Se ha convertido en un asunto recurrente, en distintos medios, la afirmación de que existe una crisis de credibilidad entre el Estado y la sociedad. Un país enfrentado a sí mismo representa una paradoja y, al mismo tiempo, una condición que limita, de manera importante, cualquier avance que se pretenda impulsar, desde el ámbito gubernamental, o la voluntad de sumarse a un esfuerzo común, por parte de los ciudadanos.

Distintos niveles de frustración en torno a las dificultades de la cotidianeidad generan percepciones que, a veces, adolecen de objetividad. Más aún, la influencia sobredimensionada de algunos formadores de opinión, los prejuicios, o hasta la aplicación excesiva de la llamada “corrección política” abonan a generar conjuntos de ideas que son adoptadas, de manera acrítica, por una parte de la opinión pública.

Existen, en la convivencia social, una serie de variables dependientes e independientes que deben ser debidamente calibradas para obtener resultados favorables. Desde una perspectiva sistémica, pretender controlar variables independientes resulta inútil. Pero analizar, prever y cambiar conscientemente lo que sí queda bajo nuestro control constituye, esencialmente, una toma de responsabilidad sobre nuestros actos.

En la gestión pública hay una serie de herramientas, ‑muchas de ellas surgidas del ejercicio de la auditoría gubernamental‑, que permiten a las instituciones estatales crear condiciones de mayor credibilidad en sus actos, y por consecuencia, generar confianza entre la ciudadanía.

Los entes públicos, por ejemplo, deben facilitar a los usuarios la presentación de quejas y denuncias respecto a su desempeño, garantizar el anonimato del demandante y actuar de manera efectiva si hay fundamento para hacerlo. Asimismo, es indispensable que el funcionario gubernamental participe en talleres de integridad que permitan detectar brechas que faciliten el incurrir en actos dolosos.

Si la corrupción debe ser abatida, será preciso que exista una familiarización del servidor público con elementos como la evaluación de riesgos, la aplicación del contenido de códigos de ética y de conducta, así como acerca de la figura del conflicto de interés.

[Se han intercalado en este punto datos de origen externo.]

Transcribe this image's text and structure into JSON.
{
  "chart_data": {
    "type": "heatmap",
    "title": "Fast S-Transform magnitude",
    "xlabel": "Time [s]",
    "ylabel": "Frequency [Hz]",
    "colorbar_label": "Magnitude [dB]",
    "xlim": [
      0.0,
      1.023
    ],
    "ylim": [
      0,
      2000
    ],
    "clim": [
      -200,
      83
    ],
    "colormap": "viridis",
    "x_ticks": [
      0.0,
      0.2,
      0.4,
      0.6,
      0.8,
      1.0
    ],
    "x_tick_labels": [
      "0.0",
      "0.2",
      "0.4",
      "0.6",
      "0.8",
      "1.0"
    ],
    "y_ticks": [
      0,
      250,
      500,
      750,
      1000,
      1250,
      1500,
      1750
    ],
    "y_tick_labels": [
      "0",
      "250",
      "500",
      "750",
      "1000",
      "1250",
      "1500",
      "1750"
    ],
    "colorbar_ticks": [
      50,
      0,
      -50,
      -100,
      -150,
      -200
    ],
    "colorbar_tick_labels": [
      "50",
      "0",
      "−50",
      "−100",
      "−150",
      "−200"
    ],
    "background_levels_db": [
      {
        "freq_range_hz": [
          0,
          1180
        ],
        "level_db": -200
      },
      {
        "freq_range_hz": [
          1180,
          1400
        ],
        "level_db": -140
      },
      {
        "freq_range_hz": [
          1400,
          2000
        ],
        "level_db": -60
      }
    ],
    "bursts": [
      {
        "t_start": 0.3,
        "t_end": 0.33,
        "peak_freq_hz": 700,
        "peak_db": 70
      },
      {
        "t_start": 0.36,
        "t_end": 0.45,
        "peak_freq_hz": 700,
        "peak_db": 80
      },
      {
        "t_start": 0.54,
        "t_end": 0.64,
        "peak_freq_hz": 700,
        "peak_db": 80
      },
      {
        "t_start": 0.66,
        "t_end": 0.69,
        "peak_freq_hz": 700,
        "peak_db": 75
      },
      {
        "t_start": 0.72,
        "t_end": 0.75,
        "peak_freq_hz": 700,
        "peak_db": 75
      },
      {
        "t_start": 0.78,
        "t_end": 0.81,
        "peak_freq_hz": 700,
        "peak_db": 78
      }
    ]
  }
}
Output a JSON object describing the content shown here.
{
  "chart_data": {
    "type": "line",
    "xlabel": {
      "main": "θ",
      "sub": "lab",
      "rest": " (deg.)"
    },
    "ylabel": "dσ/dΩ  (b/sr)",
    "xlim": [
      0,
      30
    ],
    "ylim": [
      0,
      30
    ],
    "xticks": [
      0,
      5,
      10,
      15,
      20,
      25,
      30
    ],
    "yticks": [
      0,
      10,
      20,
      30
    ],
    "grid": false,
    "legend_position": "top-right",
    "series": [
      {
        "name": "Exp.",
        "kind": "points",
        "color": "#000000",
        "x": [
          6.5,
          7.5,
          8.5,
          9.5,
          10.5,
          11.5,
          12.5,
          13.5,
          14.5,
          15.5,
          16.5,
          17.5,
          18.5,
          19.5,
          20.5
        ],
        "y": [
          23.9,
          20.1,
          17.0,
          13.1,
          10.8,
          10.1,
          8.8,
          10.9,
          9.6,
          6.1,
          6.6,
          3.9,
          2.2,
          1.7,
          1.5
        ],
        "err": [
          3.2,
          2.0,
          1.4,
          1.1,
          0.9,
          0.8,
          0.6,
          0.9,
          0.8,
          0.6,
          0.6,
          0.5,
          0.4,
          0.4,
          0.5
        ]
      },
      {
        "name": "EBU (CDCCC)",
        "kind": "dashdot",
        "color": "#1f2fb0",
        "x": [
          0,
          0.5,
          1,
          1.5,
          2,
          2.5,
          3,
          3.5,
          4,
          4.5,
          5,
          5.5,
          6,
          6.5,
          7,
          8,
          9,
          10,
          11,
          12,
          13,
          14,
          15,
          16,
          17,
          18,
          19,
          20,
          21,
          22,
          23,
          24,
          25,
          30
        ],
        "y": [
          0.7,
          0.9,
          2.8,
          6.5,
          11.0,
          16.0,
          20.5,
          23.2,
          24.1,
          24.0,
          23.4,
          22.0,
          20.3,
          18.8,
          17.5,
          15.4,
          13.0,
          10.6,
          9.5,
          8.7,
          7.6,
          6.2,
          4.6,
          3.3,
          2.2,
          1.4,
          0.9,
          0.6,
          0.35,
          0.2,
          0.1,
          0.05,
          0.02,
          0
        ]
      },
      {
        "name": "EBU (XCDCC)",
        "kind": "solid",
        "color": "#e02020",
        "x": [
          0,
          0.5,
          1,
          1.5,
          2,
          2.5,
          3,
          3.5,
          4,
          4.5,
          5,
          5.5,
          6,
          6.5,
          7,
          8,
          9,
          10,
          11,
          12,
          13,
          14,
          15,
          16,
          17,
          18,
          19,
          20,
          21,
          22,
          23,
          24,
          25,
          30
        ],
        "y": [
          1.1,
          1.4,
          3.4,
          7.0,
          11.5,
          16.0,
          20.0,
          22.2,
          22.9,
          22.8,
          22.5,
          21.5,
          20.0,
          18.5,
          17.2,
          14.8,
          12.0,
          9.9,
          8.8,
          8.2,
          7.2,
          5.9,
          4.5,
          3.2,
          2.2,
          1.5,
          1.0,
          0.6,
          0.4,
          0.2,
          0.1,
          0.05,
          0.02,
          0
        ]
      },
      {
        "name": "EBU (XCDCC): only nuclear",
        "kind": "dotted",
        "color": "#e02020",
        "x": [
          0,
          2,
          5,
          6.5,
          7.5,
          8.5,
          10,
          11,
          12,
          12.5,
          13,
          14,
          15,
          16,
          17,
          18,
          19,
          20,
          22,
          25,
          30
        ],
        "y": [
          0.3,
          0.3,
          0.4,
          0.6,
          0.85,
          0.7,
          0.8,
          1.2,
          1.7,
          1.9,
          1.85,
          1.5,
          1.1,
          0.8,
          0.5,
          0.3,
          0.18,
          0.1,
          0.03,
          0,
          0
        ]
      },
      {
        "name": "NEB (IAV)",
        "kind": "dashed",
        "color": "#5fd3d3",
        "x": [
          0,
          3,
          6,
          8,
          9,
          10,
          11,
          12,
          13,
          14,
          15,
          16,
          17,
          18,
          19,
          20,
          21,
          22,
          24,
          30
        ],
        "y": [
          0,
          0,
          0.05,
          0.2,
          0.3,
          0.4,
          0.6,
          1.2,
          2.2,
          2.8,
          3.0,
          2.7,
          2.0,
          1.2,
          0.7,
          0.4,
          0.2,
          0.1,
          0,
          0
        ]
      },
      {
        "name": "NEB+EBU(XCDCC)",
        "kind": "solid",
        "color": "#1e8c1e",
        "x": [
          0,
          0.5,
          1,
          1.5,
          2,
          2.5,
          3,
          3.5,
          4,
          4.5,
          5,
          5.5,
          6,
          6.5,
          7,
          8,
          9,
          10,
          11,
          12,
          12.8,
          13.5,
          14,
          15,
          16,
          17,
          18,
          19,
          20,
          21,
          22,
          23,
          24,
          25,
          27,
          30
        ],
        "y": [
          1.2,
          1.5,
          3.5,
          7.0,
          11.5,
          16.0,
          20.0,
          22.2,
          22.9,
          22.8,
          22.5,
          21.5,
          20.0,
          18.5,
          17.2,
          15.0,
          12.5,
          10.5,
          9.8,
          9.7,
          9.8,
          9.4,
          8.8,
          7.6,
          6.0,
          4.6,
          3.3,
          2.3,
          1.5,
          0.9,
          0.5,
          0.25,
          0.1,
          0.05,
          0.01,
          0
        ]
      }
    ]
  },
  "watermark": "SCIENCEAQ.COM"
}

Además es importante contar con una capa de supervisión adicional, ejercida a través de las llamadas contralorías sociales, por la ciudadanía beneficiaria de programas y políticas públicas.

Asimismo, los Órganos Internos de Control y las Entidades Fiscalizadoras Superiores deben fortalecer sus perfiles, puesto que tienen a su cargo la importante labor de defender los intereses de la ciudadanía respecto al uso de los recursos públicos, así como velar que existan sanciones efectivas y conforme a la ley para quienes incurran en acciones delictuosas.

Actualmente, pretendemos darle al país un Sistema Nacional de Fiscalización, que se signifique por ser un programa público integrado, que abarca la totalidad de los elementos arriba mencionados, y que tiene como meta eliminar duplicidades y alcanzar una mayor cobertura que la proporcionada, de manera independiente, por las instituciones que lo forman.

Adicionalmente, hay un par de elementos que resultan útiles, no sólo administrativamente, sino también para la vida personal; la coherencia en las acciones, y hablar de manera directa y sencilla, diciendo simplemente la verdad.

Ciertamente existen muchos asuntos técnicos a resolver para avanzar en esta senda, pero puedo afirmar que, actualmente, existe la voluntad de hacer algo al respecto. Y la voluntad es tal vez el principal componente para alcanzar un nivel superior de confianza en la gestión pública.